Personally I've never understood the idea of factory classes because it seems a whole lot more useful to just instantiate an Object directly. My question is simple, in what situation is the use of a factory class pattern the best option, for what reason, and what does a good factory class look like?


Here is a real live factory from my code base. It's used to generated a sampler class that knows how to sample data from some dataset (it's originally in C#, so excuse any java faux-pas)

class SamplerFactory
{
  private static Hashtable<SamplingType, ISampler> samplers;

  static
  {
    samplers = new Hashtable<SamplingType, ISampler>();
    samplers.put(SamplingType.Scalar, new ScalarSampler());
    samplers.put(SamplingType.Vector, new VectorSampler());
    samplers.put(SamplingType.Array, new ArraySampler());
  }

  public static ISampler GetSampler(SamplingType samplingType)
  {
    if (!samplers.containsKey(samplingType))
      throw new IllegalArgumentException("Invalid sampling type or sampler not initialized");
    return samplers.get(samplingType);
  }
}

and here is an example usage:

ISampler sampler = SamplerFactory.GetSampler(SamplingType.Array);
dataSet = sampler.Sample(dataSet);

As you see, it's not much code, and it might even be shorter and faster just to do

ArraySampler sampler = new ArraySampler();
dataSet = sampler.Sample(dataSet);

than to use the factory. So why do I even bother? Well, there are two basic reasons, that build on each other:

  1. First, it is the simplicity and maintainability of the code. Let's say that in the calling code, the enum is provided as a parameter. I.e. if I had a method that need to process the data, including sampling, I can write:

    void ProcessData(Object dataSet, SamplingType sampling)
    {
      //do something with data
      ISampler sampler = SamplerFactory.GetSampler(sampling);
      dataSet= sampler.Sample(dataSet);
      //do something other with data
    }
    

    instead of a more cumbersome construct, like this:

    void ProcessData(Object dataSet, SamplingType sampling)
    {
      //do something with data
      ISampler sampler;
      switch (sampling) {
        case SamplingType.Scalar:  
          sampler= new ScalarSampler();
          break;
        case SamplingType.Vector:  
          sampler= new VectorSampler();
          break;
        case SamplingType.Array:
          sampler= new ArraySampler();
          break;
        default:
          throw new IllegalArgumentException("Invalid sampling type");
      }
      dataSet= sampler.Sample(dataSet);
      //do something other with data
    }
    

    Note that this monstrosity should be written each and every time I need me some sampling. And you can imagine how fun it will be to change if, let's say, I added a parameter to ScalarSampler constructor, or added a new SamplingType. And this factory has only three options now, imagine a factory with 20 implementations.
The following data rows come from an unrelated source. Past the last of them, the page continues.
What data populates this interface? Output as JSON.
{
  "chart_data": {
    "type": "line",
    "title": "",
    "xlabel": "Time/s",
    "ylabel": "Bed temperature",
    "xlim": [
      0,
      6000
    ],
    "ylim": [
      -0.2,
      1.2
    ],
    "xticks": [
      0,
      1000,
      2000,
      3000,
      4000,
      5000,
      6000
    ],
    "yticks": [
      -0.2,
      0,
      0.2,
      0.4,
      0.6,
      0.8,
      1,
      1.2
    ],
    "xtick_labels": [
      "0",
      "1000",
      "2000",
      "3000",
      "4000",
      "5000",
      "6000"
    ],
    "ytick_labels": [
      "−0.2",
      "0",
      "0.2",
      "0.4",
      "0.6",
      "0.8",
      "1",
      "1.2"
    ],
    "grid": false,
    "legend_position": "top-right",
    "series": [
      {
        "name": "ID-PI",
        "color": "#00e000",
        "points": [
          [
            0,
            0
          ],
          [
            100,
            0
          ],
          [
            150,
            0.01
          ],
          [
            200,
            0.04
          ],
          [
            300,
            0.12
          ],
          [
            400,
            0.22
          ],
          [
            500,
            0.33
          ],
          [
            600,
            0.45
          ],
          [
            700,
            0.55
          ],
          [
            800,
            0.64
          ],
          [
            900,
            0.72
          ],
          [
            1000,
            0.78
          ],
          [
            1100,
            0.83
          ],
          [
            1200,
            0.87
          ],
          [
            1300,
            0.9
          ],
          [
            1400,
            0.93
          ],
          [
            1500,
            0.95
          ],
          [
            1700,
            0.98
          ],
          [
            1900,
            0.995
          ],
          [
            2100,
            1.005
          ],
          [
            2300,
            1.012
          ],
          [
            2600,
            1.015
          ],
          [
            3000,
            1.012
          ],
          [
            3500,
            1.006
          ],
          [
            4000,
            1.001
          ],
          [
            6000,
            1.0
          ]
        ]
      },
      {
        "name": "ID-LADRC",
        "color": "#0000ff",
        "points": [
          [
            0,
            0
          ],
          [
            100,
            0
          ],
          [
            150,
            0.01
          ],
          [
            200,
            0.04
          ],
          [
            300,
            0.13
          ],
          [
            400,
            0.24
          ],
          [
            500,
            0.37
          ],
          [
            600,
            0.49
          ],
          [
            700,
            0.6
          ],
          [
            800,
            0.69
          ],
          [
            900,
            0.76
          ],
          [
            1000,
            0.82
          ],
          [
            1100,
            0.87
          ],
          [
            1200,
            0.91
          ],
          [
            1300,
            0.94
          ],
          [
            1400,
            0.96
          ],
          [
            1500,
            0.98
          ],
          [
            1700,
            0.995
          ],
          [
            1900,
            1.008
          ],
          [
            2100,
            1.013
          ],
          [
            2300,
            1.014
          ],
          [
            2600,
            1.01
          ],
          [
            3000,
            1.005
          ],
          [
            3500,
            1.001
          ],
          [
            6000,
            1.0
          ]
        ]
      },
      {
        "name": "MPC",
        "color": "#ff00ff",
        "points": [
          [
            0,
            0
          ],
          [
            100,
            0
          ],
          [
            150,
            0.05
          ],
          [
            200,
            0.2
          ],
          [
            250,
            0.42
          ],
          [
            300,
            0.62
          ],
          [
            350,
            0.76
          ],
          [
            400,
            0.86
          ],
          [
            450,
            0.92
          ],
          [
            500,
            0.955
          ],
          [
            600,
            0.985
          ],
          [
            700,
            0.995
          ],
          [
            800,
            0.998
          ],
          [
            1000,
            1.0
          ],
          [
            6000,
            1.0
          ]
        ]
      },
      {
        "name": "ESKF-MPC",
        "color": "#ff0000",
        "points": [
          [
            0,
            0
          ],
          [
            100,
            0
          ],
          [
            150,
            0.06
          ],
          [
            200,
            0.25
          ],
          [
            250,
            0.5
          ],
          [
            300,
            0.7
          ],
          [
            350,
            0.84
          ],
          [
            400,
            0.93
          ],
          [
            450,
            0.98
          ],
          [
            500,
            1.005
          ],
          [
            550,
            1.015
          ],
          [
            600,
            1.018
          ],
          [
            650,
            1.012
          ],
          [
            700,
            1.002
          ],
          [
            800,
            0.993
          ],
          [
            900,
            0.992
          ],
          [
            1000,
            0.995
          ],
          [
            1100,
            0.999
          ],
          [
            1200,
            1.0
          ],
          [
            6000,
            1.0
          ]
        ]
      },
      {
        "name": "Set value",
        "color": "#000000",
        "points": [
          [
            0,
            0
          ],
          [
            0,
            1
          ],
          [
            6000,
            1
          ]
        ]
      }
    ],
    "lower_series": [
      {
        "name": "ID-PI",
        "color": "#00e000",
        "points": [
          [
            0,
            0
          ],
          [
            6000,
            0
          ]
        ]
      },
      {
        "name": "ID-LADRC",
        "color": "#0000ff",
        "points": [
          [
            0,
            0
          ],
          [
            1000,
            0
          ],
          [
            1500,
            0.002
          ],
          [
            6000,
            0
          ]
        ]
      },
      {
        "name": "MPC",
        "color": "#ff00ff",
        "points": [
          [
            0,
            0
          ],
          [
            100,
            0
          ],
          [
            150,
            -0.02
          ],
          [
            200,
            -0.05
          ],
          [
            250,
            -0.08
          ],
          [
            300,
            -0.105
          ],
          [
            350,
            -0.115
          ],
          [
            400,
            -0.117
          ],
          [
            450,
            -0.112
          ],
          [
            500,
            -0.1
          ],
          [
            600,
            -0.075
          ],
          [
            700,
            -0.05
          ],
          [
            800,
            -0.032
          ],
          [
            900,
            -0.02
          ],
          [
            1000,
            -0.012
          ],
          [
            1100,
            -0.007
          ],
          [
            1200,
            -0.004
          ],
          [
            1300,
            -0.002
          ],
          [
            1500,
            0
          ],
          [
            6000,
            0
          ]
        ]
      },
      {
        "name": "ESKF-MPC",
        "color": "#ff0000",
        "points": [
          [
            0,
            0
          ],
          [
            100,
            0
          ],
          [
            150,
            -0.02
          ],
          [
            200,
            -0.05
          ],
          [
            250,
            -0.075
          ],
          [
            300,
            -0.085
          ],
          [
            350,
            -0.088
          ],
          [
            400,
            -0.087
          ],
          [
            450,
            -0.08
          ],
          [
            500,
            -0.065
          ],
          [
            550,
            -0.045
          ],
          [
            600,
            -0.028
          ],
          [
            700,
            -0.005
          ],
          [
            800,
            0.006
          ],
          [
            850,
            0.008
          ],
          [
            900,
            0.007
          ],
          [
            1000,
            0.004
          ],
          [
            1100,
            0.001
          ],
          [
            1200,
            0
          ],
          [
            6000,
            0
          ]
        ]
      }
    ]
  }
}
  2. Second, it's the decoupling of the code. When I use a factory, the calling code does not know or need to know that a class called ArraySampler even exists. The class could even be resolved at run-time, and the call site would be none the wiser. So, consequently, I am free to change the ArraySampler class as much as I want, including, but not limited to, deleting the class outright, if, e.g. I decide that the ScalarSampler should be used for array data as well. I would just need to change the line

    samplers.put(SamplingType.Array, new ArraySampler());
    

    to

    samplers.put(SamplingType.Array, new ScalarSampler());
    

    and it would work magically. I do not have to change a single line of code in the calling classes, which could number in the hundreds. Effectively, the factory makes me in control of what and how the sampling occurs, and any sampling changes are efficiently encapsulated within a single factory class that is interfaced with the rest of the system.


The idea here is separation of concerns: If the code that uses the object also has enough information to instantiate it, you don't need a factory. However, if there is some logic or configuration involved that you don't want to have the API user to think about (or mess with), you can hide all that (and encapsulate it for reuse) in a factory.

Here is an example: You want to access one of the services provided by Google App Engine. The same code should work at both the development environment (of which there are two versions, master-slave and high-availabilty) and the completely different local development environment. Google does not want to tell you about the inner workings of their internal infrastructure, and you don't really want to know. So what they do is provide interfaces and factories (and several implementations of those interfaces for the factories to choose from that you don't even need to know about).